Terrorist Group Seeking Terrifying Acronym

The Terrorist Group Formerly Known as ISIS is currently holding a nationwide convention to decide a properly terrifying acronym. “We want to be scary-sounding, you know?” said a representative of the organization. “ISIS doesn’t sound scary. It sounds like an alternative rock band. Besides, the Egyptians are getting worked up over it—something about ancient blasphemy, I think.”

“It’s bad enough having a goddess named Nut,” commented one Egyptian mythology expert. “Can we at least keep this name dignified?”

The session was opened by a riveting speech from the group’s leader, Caliph Ibrahim ibn Awad ibn Ibrahim ibn Ali ibn Muhammad al-Badri al-Samarrai. However, that quickly wound down after he began referring to himself in the third person and put most of the members to sleep. Debate then began over whether the group should be IS, ISI, ISIS, ISIL, or some other combination of letters for “maximum 3spooky5me factor,” as requested by another member. “I would actually prefer to go back to Tanzim Qa’idat al-Jihad fi Bilad al-Rafidayn, but nobody else seems to like it,” said the man. “Now that was a name to send shivers down an enemy’s spine!”

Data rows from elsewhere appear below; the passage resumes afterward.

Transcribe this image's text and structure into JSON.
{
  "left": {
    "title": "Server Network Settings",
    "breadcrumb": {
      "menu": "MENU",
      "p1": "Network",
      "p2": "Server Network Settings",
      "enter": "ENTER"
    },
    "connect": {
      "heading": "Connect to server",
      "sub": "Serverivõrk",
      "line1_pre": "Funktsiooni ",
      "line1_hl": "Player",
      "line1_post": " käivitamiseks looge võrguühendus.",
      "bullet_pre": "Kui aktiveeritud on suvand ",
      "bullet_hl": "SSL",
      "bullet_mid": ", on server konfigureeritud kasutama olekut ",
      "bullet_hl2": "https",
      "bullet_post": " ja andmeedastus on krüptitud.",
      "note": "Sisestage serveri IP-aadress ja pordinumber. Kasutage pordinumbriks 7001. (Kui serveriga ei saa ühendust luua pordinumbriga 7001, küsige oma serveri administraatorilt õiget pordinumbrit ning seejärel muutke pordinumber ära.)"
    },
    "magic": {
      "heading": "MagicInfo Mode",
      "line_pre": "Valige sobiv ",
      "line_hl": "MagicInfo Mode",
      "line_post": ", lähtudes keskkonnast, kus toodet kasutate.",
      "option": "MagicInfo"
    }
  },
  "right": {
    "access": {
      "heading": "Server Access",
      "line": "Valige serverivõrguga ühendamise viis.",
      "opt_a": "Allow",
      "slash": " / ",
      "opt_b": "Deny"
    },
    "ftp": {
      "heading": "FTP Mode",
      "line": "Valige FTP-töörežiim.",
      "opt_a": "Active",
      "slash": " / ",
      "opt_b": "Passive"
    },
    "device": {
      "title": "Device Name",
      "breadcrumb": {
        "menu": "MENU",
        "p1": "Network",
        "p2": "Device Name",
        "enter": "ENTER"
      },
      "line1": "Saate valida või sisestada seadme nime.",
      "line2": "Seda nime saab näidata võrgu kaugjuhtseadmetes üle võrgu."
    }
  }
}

Multiple times throughout the session, readme noticed members referencing a mysterious paper. After some subtle body language, readme was able to obtain a copy, which turned out to be a “cheat sheet” of sorts. “Hey, even we can’t keep track,” said a representative sitting in the back of the chamber and folding a paper airplane. The list included JTJ, AQI, ISI, ISIL, ISIS, IS, QSIS, and “kill all who mention Da’esh.” readme decided to avoid the term.
After a full day of debate, representatives were unable to come to a verdict. Spirits remained high, though. “Our projections show that we’ll be taking over the entirety of the Fertile Crescent by 2015,” said the Caliph. “We’re hoping for a 10 percent market share by October.” When asked if President Obama’s call for drone strikes would affect his model, he appeared shocked and began whispering fiercely to an aide, who had just been struck by what appeared to be a paper airplane. The session was then quickly called to a close, the question unanswered.